La politique des USA vise à occuper le maximum de terrain tant militaire que financier et économique pour contrer en particulier la Chine ou l’Inde. Ces nouvelles puissances ne sont pas aujourd’hui en mesure de rivaliser avec la puissance militaire américaine même si leurs budgets militaires progressent de 10 % par an. Leurs intérêts économiques et financiers sont aussi trop interdépendants avec ceux des vieux pays impérialistes pour qu’aujourd’hui ils ne fassent pas le choix de s’intégrer d’une façon ou d’une autre à la politique de coopération développée par Obama.

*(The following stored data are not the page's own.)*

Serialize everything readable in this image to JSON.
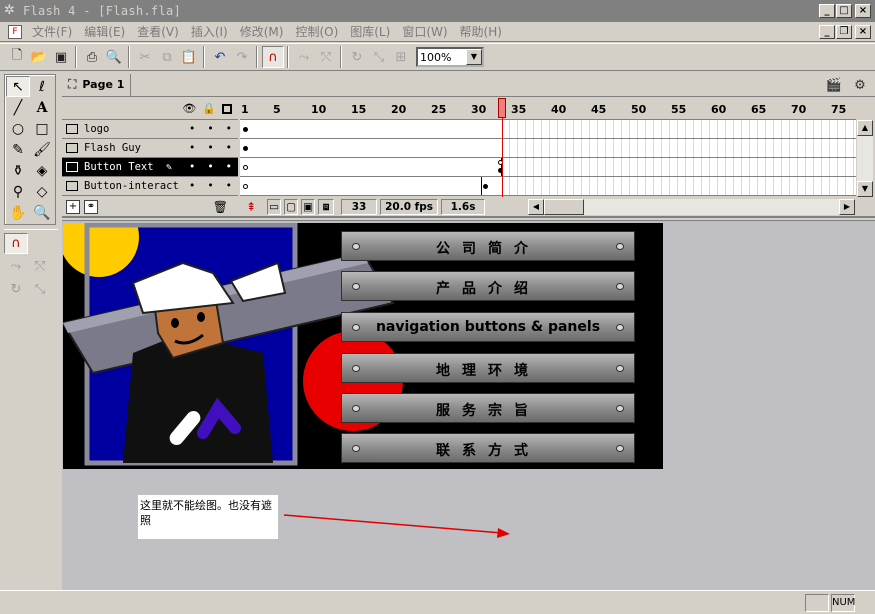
{
  "window": {
    "title": "Flash 4 - [Flash.fla]",
    "min": "_",
    "max": "□",
    "close": "×"
  },
  "menu": [
    "文件(F)",
    "编辑(E)",
    "查看(V)",
    "插入(I)",
    "修改(M)",
    "控制(O)",
    "图库(L)",
    "窗口(W)",
    "帮助(H)"
  ],
  "toolbar": {
    "zoom": "100%"
  },
  "scene": {
    "tab": "Page 1"
  },
  "timeline": {
    "ruler": [
      "1",
      "5",
      "10",
      "15",
      "20",
      "25",
      "30",
      "35",
      "40",
      "45",
      "50",
      "55",
      "60",
      "65",
      "70",
      "75"
    ],
    "layers": [
      {
        "name": "logo"
      },
      {
        "name": "Flash Guy"
      },
      {
        "name": "Button Text"
      },
      {
        "name": "Button-interacti"
      }
    ],
    "current_frame": "33",
    "fps": "20.0 fps",
    "elapsed": "1.6s"
  },
  "stage": {
    "buttons": [
      "公司简介",
      "产品介绍",
      "navigation buttons & panels",
      "地理环境",
      "服务宗旨",
      "联系方式"
    ],
    "note": "这里就不能绘图。也没有遮照"
  },
  "status": {
    "num": "NUM"
  },
  "colors": {
    "highlight": "#000000",
    "playhead": "#f08080",
    "arrow": "#e00000"
  }
}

Mais il serait illusoire d’en conclure que les rapports en resteront nécessairement à ceux d’une paix armée dans le cadre d’un libéralisme économique et financier mondial. Une brusque accélération de la crise, un effondrement financier des vieilles puissances occidentales modifieraient radicalement les rapports de forces et les politiques des uns et des autres. Le pire n’est pas sûr mais rien ne permet d’écarter des enchaînements qui pourraient conduire à des conflits mondiaux.

Aujourd’hui, le bouleversement des rapports de forces, les transformations économiques ouvrent de nouvelles possibilités à l’intervention des peuples pour décider de leur sort en se libérant du terrorisme impérialiste, des dictateurs ou des agences privées comme Al-Qaïda. Là est bien le seul espoir d’une paix qui ne peut reposer que sur le respect des droits des peuples à disposer d’eux-mêmes et leur coopération.